Selon ce rapport, près de six Marocains sur dix (58,4%) estiment qu'il n'existe toujours pas d'égalité entre les hommes et les femmes. Cette perception est encore plus forte en milieu rural (65,8%), où les normes patriarcales restent solidement ancrées, contre 52,4% en milieu urbain. Un chiffre qui témoigne des inégalités structurelles entre les différents milieux sociaux du pays.

Plus préoccupant encore, la perception de cette inégalité varie aussi fortement selon l’âge. Les jeunes de 18 à 29 ans sont plus nombreux à considérer que l’égalité de genre est un mythe (63,6%), contre 54,9% chez les 60 ans et plus. L’ironie réside dans le fait que, malgré une éducation plus moderne et un accès plus large à l’information, les jeunes continuent d’identifier ces inégalités, tout en étant les acteurs potentiels du changement.

Un héritage patriarcal difficile à défaire

Là où le rapport frappe fort, c'est sur la question de l'héritage. Plus de huit Marocains sur dix s’opposent à la parité dans l’héritage, y compris 81,4% des femmes, les principales bénéficiaires d'une telle réforme. Ce rejet massif soulève des questions cruciales sur l’intériorisation des normes patriarcales.

Comment expliquer que les principales victimes d’une inégalité structurelle en viennent à la défendre ? Il semble que le poids des traditions et des croyances religieuses, identifiées comme les principales causes de ces inégalités, restent profondément ancrés, freinant tout espoir de réforme.

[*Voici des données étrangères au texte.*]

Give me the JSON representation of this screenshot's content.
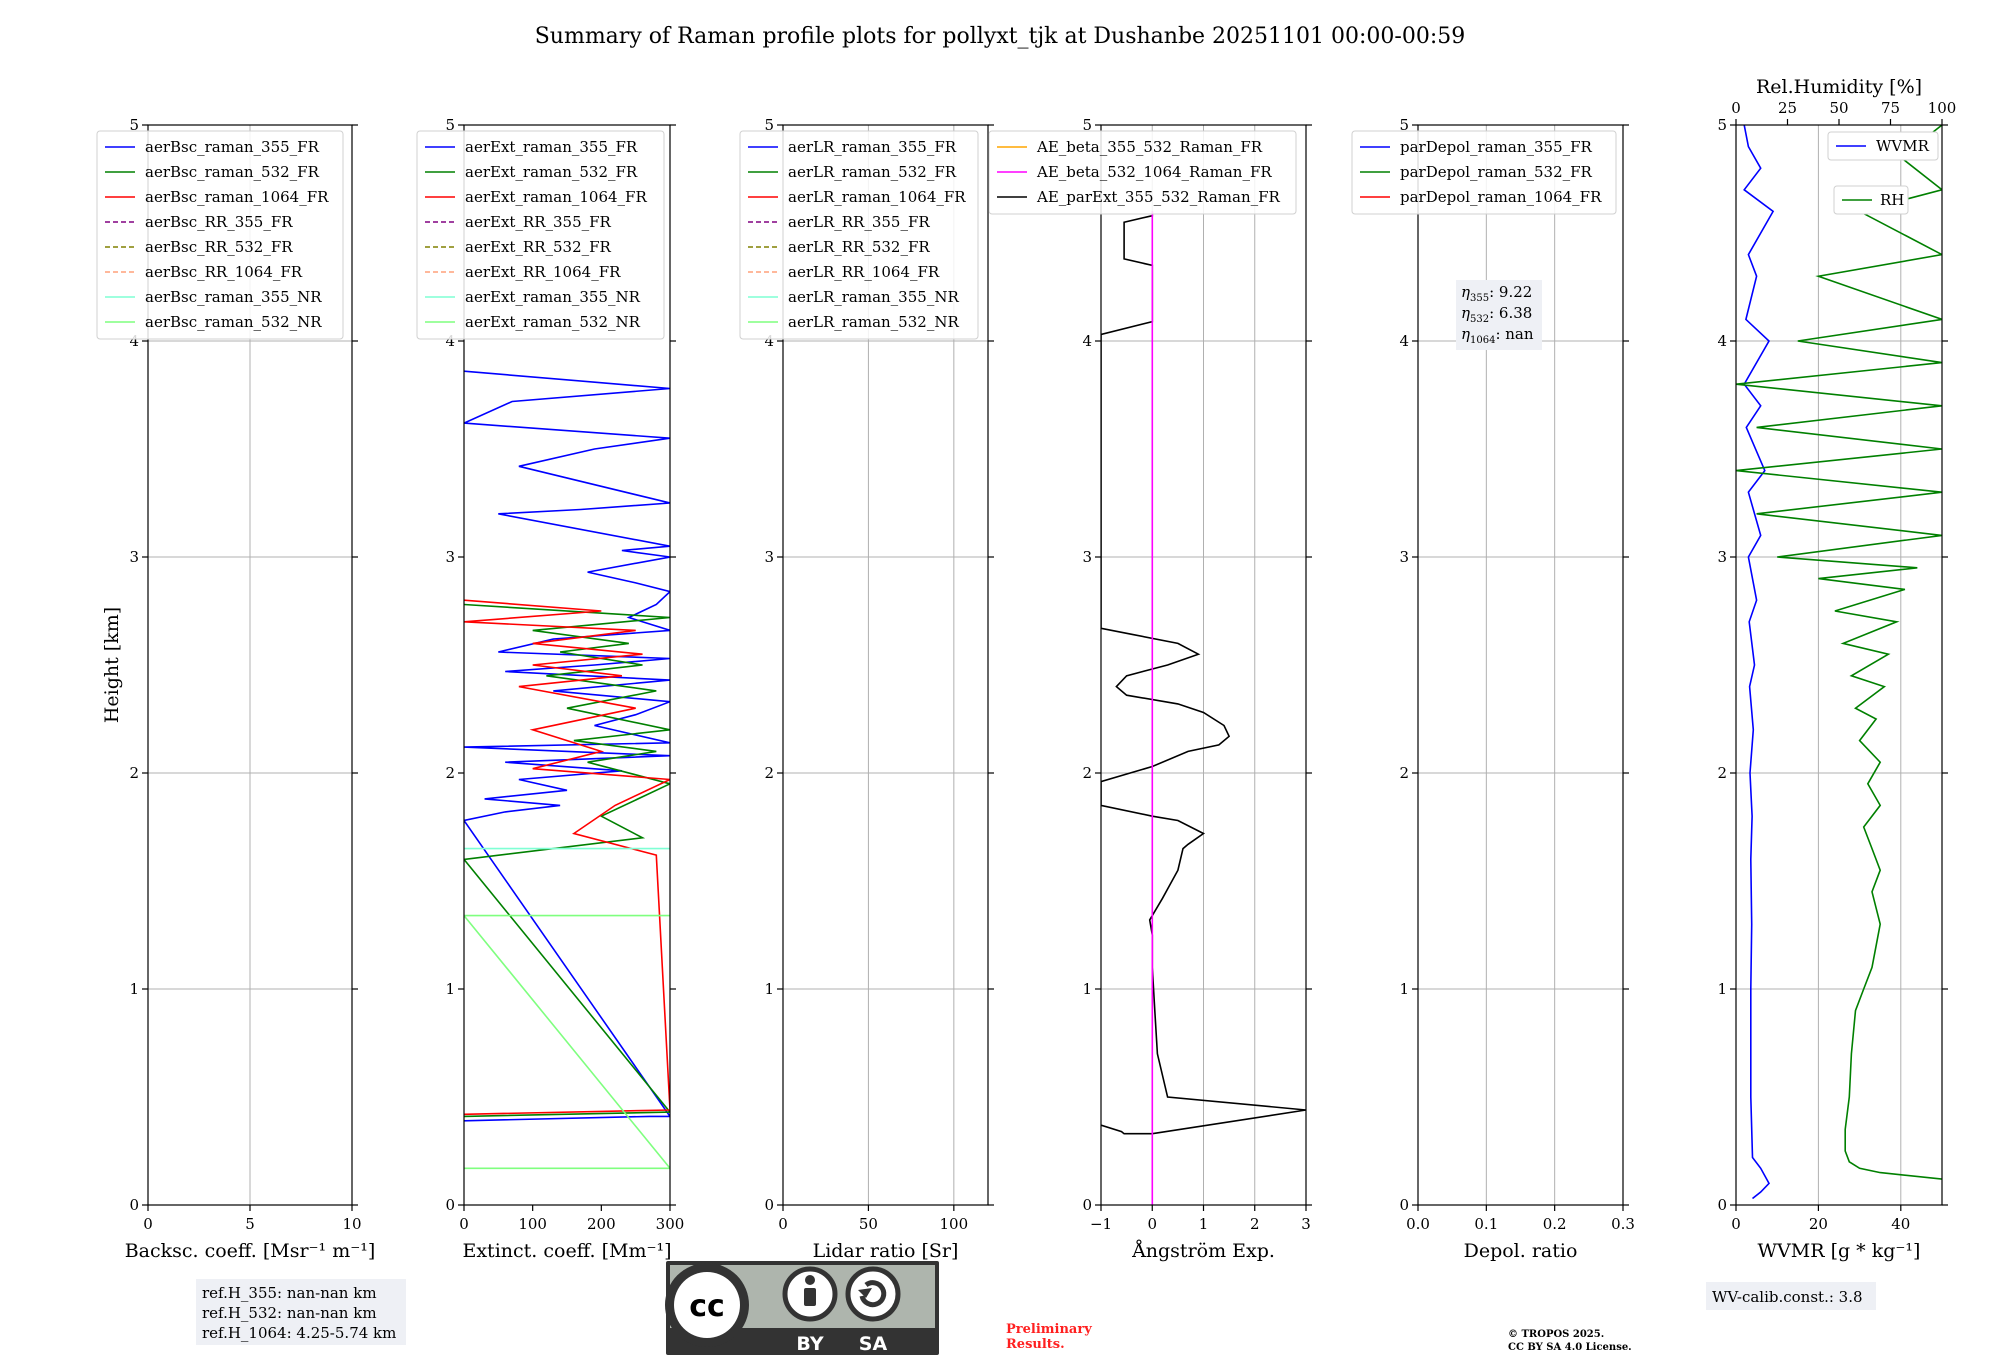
{
  "chart_data": [
    {
      "type": "line",
      "title": "Summary of Raman profile plots for pollyxt_tjk at Dushanbe 20251101 00:00-00:59",
      "panel": "backscatter",
      "xlabel": "Backsc. coeff. [Msr⁻¹ m⁻¹]",
      "ylabel": "Height [km]",
      "xlim": [
        0,
        10
      ],
      "ylim": [
        0,
        5
      ],
      "xticks": [
        "0",
        "5",
        "10"
      ],
      "yticks": [
        "0",
        "1",
        "2",
        "3",
        "4",
        "5"
      ],
      "grid": true,
      "legend_position": "top",
      "legend": [
        {
          "label": "aerBsc_raman_355_FR",
          "color": "#0000ff",
          "dash": false
        },
        {
          "label": "aerBsc_raman_532_FR",
          "color": "#008000",
          "dash": false
        },
        {
          "label": "aerBsc_raman_1064_FR",
          "color": "#ff0000",
          "dash": false
        },
        {
          "label": "aerBsc_RR_355_FR",
          "color": "#800080",
          "dash": true
        },
        {
          "label": "aerBsc_RR_532_FR",
          "color": "#808000",
          "dash": true
        },
        {
          "label": "aerBsc_RR_1064_FR",
          "color": "#ffa07a",
          "dash": true
        },
        {
          "label": "aerBsc_raman_355_NR",
          "color": "#7fffd4",
          "dash": false
        },
        {
          "label": "aerBsc_raman_532_NR",
          "color": "#7fff7f",
          "dash": false
        }
      ],
      "series": []
    },
    {
      "type": "line",
      "panel": "extinction",
      "xlabel": "Extinct. coeff. [Mm⁻¹]",
      "xlim": [
        0,
        300
      ],
      "ylim": [
        0,
        5
      ],
      "xticks": [
        "0",
        "100",
        "200",
        "300"
      ],
      "yticks": [
        "0",
        "1",
        "2",
        "3",
        "4",
        "5"
      ],
      "grid": false,
      "legend_position": "top",
      "legend": [
        {
          "label": "aerExt_raman_355_FR",
          "color": "#0000ff",
          "dash": false
        },
        {
          "label": "aerExt_raman_532_FR",
          "color": "#008000",
          "dash": false
        },
        {
          "label": "aerExt_raman_1064_FR",
          "color": "#ff0000",
          "dash": false
        },
        {
          "label": "aerExt_RR_355_FR",
          "color": "#800080",
          "dash": true
        },
        {
          "label": "aerExt_RR_532_FR",
          "color": "#808000",
          "dash": true
        },
        {
          "label": "aerExt_RR_1064_FR",
          "color": "#ffa07a",
          "dash": true
        },
        {
          "label": "aerExt_raman_355_NR",
          "color": "#7fffd4",
          "dash": false
        },
        {
          "label": "aerExt_raman_532_NR",
          "color": "#7fff7f",
          "dash": false
        }
      ],
      "series": [
        {
          "name": "aerExt_raman_355_FR",
          "color": "#0000ff",
          "x": [
            0,
            270,
            300,
            0,
            60,
            140,
            30,
            150,
            80,
            230,
            60,
            300,
            0,
            300,
            190,
            250,
            300,
            130,
            300,
            60,
            190,
            300,
            50,
            130,
            300,
            240,
            280,
            300,
            250,
            180,
            300,
            230,
            300,
            50,
            170,
            300,
            80,
            190,
            300,
            0,
            70,
            300,
            0
          ],
          "y": [
            0.39,
            0.41,
            0.41,
            1.78,
            1.82,
            1.85,
            1.88,
            1.92,
            1.97,
            2.01,
            2.05,
            2.08,
            2.12,
            2.14,
            2.22,
            2.27,
            2.33,
            2.38,
            2.43,
            2.47,
            2.5,
            2.53,
            2.56,
            2.62,
            2.66,
            2.72,
            2.78,
            2.84,
            2.88,
            2.93,
            3.0,
            3.03,
            3.05,
            3.2,
            3.22,
            3.25,
            3.42,
            3.5,
            3.55,
            3.62,
            3.72,
            3.78,
            3.86
          ]
        },
        {
          "name": "aerExt_raman_532_FR",
          "color": "#008000",
          "x": [
            0,
            300,
            0,
            260,
            200,
            300,
            180,
            280,
            160,
            300,
            150,
            280,
            120,
            260,
            140,
            240,
            100,
            300,
            0
          ],
          "y": [
            0.41,
            0.43,
            1.6,
            1.7,
            1.8,
            1.95,
            2.05,
            2.1,
            2.15,
            2.2,
            2.3,
            2.38,
            2.45,
            2.5,
            2.56,
            2.6,
            2.66,
            2.72,
            2.78
          ]
        },
        {
          "name": "aerExt_raman_1064_FR",
          "color": "#ff0000",
          "x": [
            0,
            300,
            280,
            160,
            220,
            300,
            100,
            200,
            100,
            250,
            80,
            230,
            100,
            260,
            100,
            250,
            0,
            200,
            0
          ],
          "y": [
            0.42,
            0.44,
            1.62,
            1.72,
            1.85,
            1.97,
            2.02,
            2.1,
            2.2,
            2.3,
            2.4,
            2.45,
            2.5,
            2.55,
            2.6,
            2.66,
            2.7,
            2.75,
            2.8
          ]
        },
        {
          "name": "aerExt_raman_355_NR",
          "color": "#7fffd4",
          "x": [
            0,
            300
          ],
          "y": [
            1.65,
            1.65
          ]
        },
        {
          "name": "aerExt_raman_532_NR",
          "color": "#7fff7f",
          "x": [
            0,
            300,
            0,
            300
          ],
          "y": [
            0.17,
            0.17,
            1.34,
            1.34
          ]
        }
      ]
    },
    {
      "type": "line",
      "panel": "lidar_ratio",
      "xlabel": "Lidar ratio [Sr]",
      "xlim": [
        0,
        120
      ],
      "ylim": [
        0,
        5
      ],
      "xticks": [
        "0",
        "50",
        "100"
      ],
      "yticks": [
        "0",
        "1",
        "2",
        "3",
        "4",
        "5"
      ],
      "grid": true,
      "legend_position": "top",
      "legend": [
        {
          "label": "aerLR_raman_355_FR",
          "color": "#0000ff",
          "dash": false
        },
        {
          "label": "aerLR_raman_532_FR",
          "color": "#008000",
          "dash": false
        },
        {
          "label": "aerLR_raman_1064_FR",
          "color": "#ff0000",
          "dash": false
        },
        {
          "label": "aerLR_RR_355_FR",
          "color": "#800080",
          "dash": true
        },
        {
          "label": "aerLR_RR_532_FR",
          "color": "#808000",
          "dash": true
        },
        {
          "label": "aerLR_RR_1064_FR",
          "color": "#ffa07a",
          "dash": true
        },
        {
          "label": "aerLR_raman_355_NR",
          "color": "#7fffd4",
          "dash": false
        },
        {
          "label": "aerLR_raman_532_NR",
          "color": "#7fff7f",
          "dash": false
        }
      ],
      "series": []
    },
    {
      "type": "line",
      "panel": "angstrom",
      "xlabel": "Ångström Exp.",
      "xlim": [
        -1,
        3
      ],
      "ylim": [
        0,
        5
      ],
      "xticks": [
        "−1",
        "0",
        "1",
        "2",
        "3"
      ],
      "yticks": [
        "0",
        "1",
        "2",
        "3",
        "4",
        "5"
      ],
      "grid": true,
      "legend_position": "top",
      "legend": [
        {
          "label": "AE_beta_355_532_Raman_FR",
          "color": "#ffa500",
          "dash": false
        },
        {
          "label": "AE_beta_532_1064_Raman_FR",
          "color": "#ff00ff",
          "dash": false
        },
        {
          "label": "AE_parExt_355_532_Raman_FR",
          "color": "#000000",
          "dash": false
        }
      ],
      "series": [
        {
          "name": "AE_parExt_355_532_Raman_FR",
          "color": "#000000",
          "x": [
            -1,
            -0.6,
            -0.55,
            0,
            3,
            0.3,
            0.1,
            0.05,
            0,
            0,
            -0.05,
            0,
            0.2,
            0.5,
            0.6,
            0.7,
            1.0,
            0.5,
            0,
            -1,
            -1,
            0,
            0.7,
            1.3,
            1.5,
            1.4,
            1.0,
            0.5,
            -0.5,
            -0.7,
            -0.5,
            0.3,
            0.9,
            0.5,
            -1,
            -1,
            0,
            0,
            -0.55,
            -0.55,
            0,
            0
          ],
          "y": [
            0.37,
            0.34,
            0.33,
            0.33,
            0.44,
            0.5,
            0.7,
            0.9,
            1.1,
            1.25,
            1.32,
            1.34,
            1.42,
            1.55,
            1.65,
            1.67,
            1.72,
            1.78,
            1.8,
            1.85,
            1.96,
            2.03,
            2.1,
            2.13,
            2.17,
            2.22,
            2.28,
            2.32,
            2.36,
            2.4,
            2.45,
            2.5,
            2.55,
            2.6,
            2.67,
            4.03,
            4.09,
            4.35,
            4.38,
            4.55,
            4.58,
            4.6
          ]
        },
        {
          "name": "AE_beta_532_1064_Raman_FR",
          "color": "#ff00ff",
          "x": [
            0,
            0
          ],
          "y": [
            0,
            4.6
          ]
        }
      ]
    },
    {
      "type": "line",
      "panel": "depol",
      "xlabel": "Depol. ratio",
      "xlim": [
        0,
        0.3
      ],
      "ylim": [
        0,
        5
      ],
      "xticks": [
        "0.0",
        "0.1",
        "0.2",
        "0.3"
      ],
      "yticks": [
        "0",
        "1",
        "2",
        "3",
        "4",
        "5"
      ],
      "grid": true,
      "legend_position": "top",
      "legend": [
        {
          "label": "parDepol_raman_355_FR",
          "color": "#0000ff",
          "dash": false
        },
        {
          "label": "parDepol_raman_532_FR",
          "color": "#008000",
          "dash": false
        },
        {
          "label": "parDepol_raman_1064_FR",
          "color": "#ff0000",
          "dash": false
        }
      ],
      "eta": [
        {
          "sub": "355",
          "value": "9.22"
        },
        {
          "sub": "532",
          "value": "6.38"
        },
        {
          "sub": "1064",
          "value": "nan"
        }
      ],
      "series": []
    },
    {
      "type": "line",
      "panel": "water_vapor",
      "xlabel": "WVMR",
      "xlabel_unit": "g * kg⁻¹",
      "xlim": [
        0,
        50
      ],
      "ylim": [
        0,
        5
      ],
      "xticks": [
        "0",
        "20",
        "40"
      ],
      "x2label": "Rel.Humidity [%]",
      "x2lim": [
        0,
        100
      ],
      "x2ticks": [
        "0",
        "25",
        "50",
        "75",
        "100"
      ],
      "yticks": [
        "0",
        "1",
        "2",
        "3",
        "4",
        "5"
      ],
      "grid": true,
      "legend": [
        {
          "label": "WVMR",
          "color": "#0000ff"
        },
        {
          "label": "RH",
          "color": "#008000"
        }
      ],
      "calibration": "WV-calib.const.: 3.8",
      "series": [
        {
          "name": "WVMR",
          "axis": "bottom",
          "color": "#0000ff",
          "x": [
            4,
            6,
            8,
            6,
            4,
            3.6,
            3.6,
            3.8,
            3.6,
            3.9,
            3.4,
            4.2,
            3.3,
            4.5,
            3.2,
            5,
            3,
            6,
            3,
            7,
            2.5,
            6,
            2,
            8,
            2.4,
            5,
            3,
            9,
            2,
            6,
            3,
            2
          ],
          "y": [
            0.03,
            0.06,
            0.1,
            0.17,
            0.22,
            0.5,
            1.0,
            1.3,
            1.6,
            1.8,
            2.0,
            2.2,
            2.4,
            2.5,
            2.7,
            2.8,
            3.0,
            3.1,
            3.3,
            3.4,
            3.6,
            3.7,
            3.8,
            4.0,
            4.1,
            4.3,
            4.4,
            4.6,
            4.7,
            4.8,
            4.9,
            5.0
          ]
        },
        {
          "name": "RH",
          "axis": "top",
          "color": "#008000",
          "x": [
            100,
            70,
            60,
            55,
            53,
            53,
            55,
            56,
            58,
            62,
            66,
            68,
            70,
            66,
            70,
            66,
            62,
            70,
            64,
            70,
            60,
            68,
            58,
            72,
            56,
            74,
            52,
            78,
            48,
            82,
            40,
            88,
            20,
            100,
            10,
            100,
            0,
            100,
            10,
            100,
            0,
            100,
            30,
            100,
            40,
            100,
            60,
            100,
            80,
            100
          ],
          "y": [
            0.12,
            0.15,
            0.17,
            0.2,
            0.25,
            0.35,
            0.5,
            0.7,
            0.9,
            1.0,
            1.1,
            1.2,
            1.3,
            1.45,
            1.55,
            1.65,
            1.75,
            1.85,
            1.95,
            2.05,
            2.15,
            2.25,
            2.3,
            2.4,
            2.45,
            2.55,
            2.6,
            2.7,
            2.75,
            2.85,
            2.9,
            2.95,
            3.0,
            3.1,
            3.2,
            3.3,
            3.4,
            3.5,
            3.6,
            3.7,
            3.8,
            3.9,
            4.0,
            4.1,
            4.3,
            4.4,
            4.6,
            4.7,
            4.85,
            5.0
          ]
        }
      ]
    }
  ],
  "page": {
    "title": "Summary of Raman profile plots for pollyxt_tjk at Dushanbe 20251101 00:00-00:59",
    "ref_heights": [
      "ref.H_355: nan-nan km",
      "ref.H_532: nan-nan km",
      "ref.H_1064: 4.25-5.74 km"
    ],
    "license_badge": {
      "cc": "cc",
      "by": "BY",
      "sa": "SA"
    },
    "preliminary": [
      "Preliminary",
      "Results."
    ],
    "copyright": [
      "© TROPOS 2025.",
      "CC BY SA 4.0 License."
    ],
    "colors": {
      "grid": "#b0b0b0",
      "note_bg": "#eef0f5",
      "preliminary": "#ff2020",
      "badge_dark": "#333333",
      "badge_light": "#aeb5ad"
    }
  }
}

L’égalité à géométrie variable

Le rapport souligne une perception contrastée de l’égalité selon les domaines. Si seulement 16,5% des Marocains estiment qu’il y a une inégalité dans l’accès à l’éducation, ce chiffre grimpe à 31,5% pour le marché du travail.

Le clou du spectacle reste sans doute le domaine des tâches domestiques, où 87,6% des répondants affirment que l'égalité entre les sexes n'existe tout simplement pas. On se demande alors : à quand une vraie redistribution des tâches dans les foyers marocains ?
 

Une égalité « de façade » dans la sphère publique

Sur le papier, les Marocains se déclarent en majorité favorables à l’égalité dans les secteurs administratifs et politiques : 73,5% soutiennent la parité dans l'accès aux responsabilités administratives et 71,1% dans la représentation parlementaire.

Pourtant, l’absence de femmes dans les rôles de décision majeurs reste flagrante. En dépit de ce soutien apparent, l'égalité dans la sphère publique demeure un mirage, et les chiffres montrent que ce n'est toujours pas une priorité.

Ce rapport reflète les contradictions d’une société en pleine mutation, partagée entre la volonté de progrès et le poids des traditions. Il est encourageant de constater que les inégalités sont reconnues par une grande partie de la population. Cependant, cette prise de conscience ne se traduit pas encore par des actions concrètes pour garantir une véritable égalité.
Si le Maroc veut vraiment faire avancer la cause des femmes, il devra non seulement éduquer et sensibiliser, mais aussi renforcer ses politiques publiques et ses réformes législatives.

La lutte pour l’égalité des genres ne doit pas se limiter à des déclarations d’intention ou à une journée commémorative. Elle doit se traduire par des changements profonds, tant dans les mentalités que dans les pratiques sociales.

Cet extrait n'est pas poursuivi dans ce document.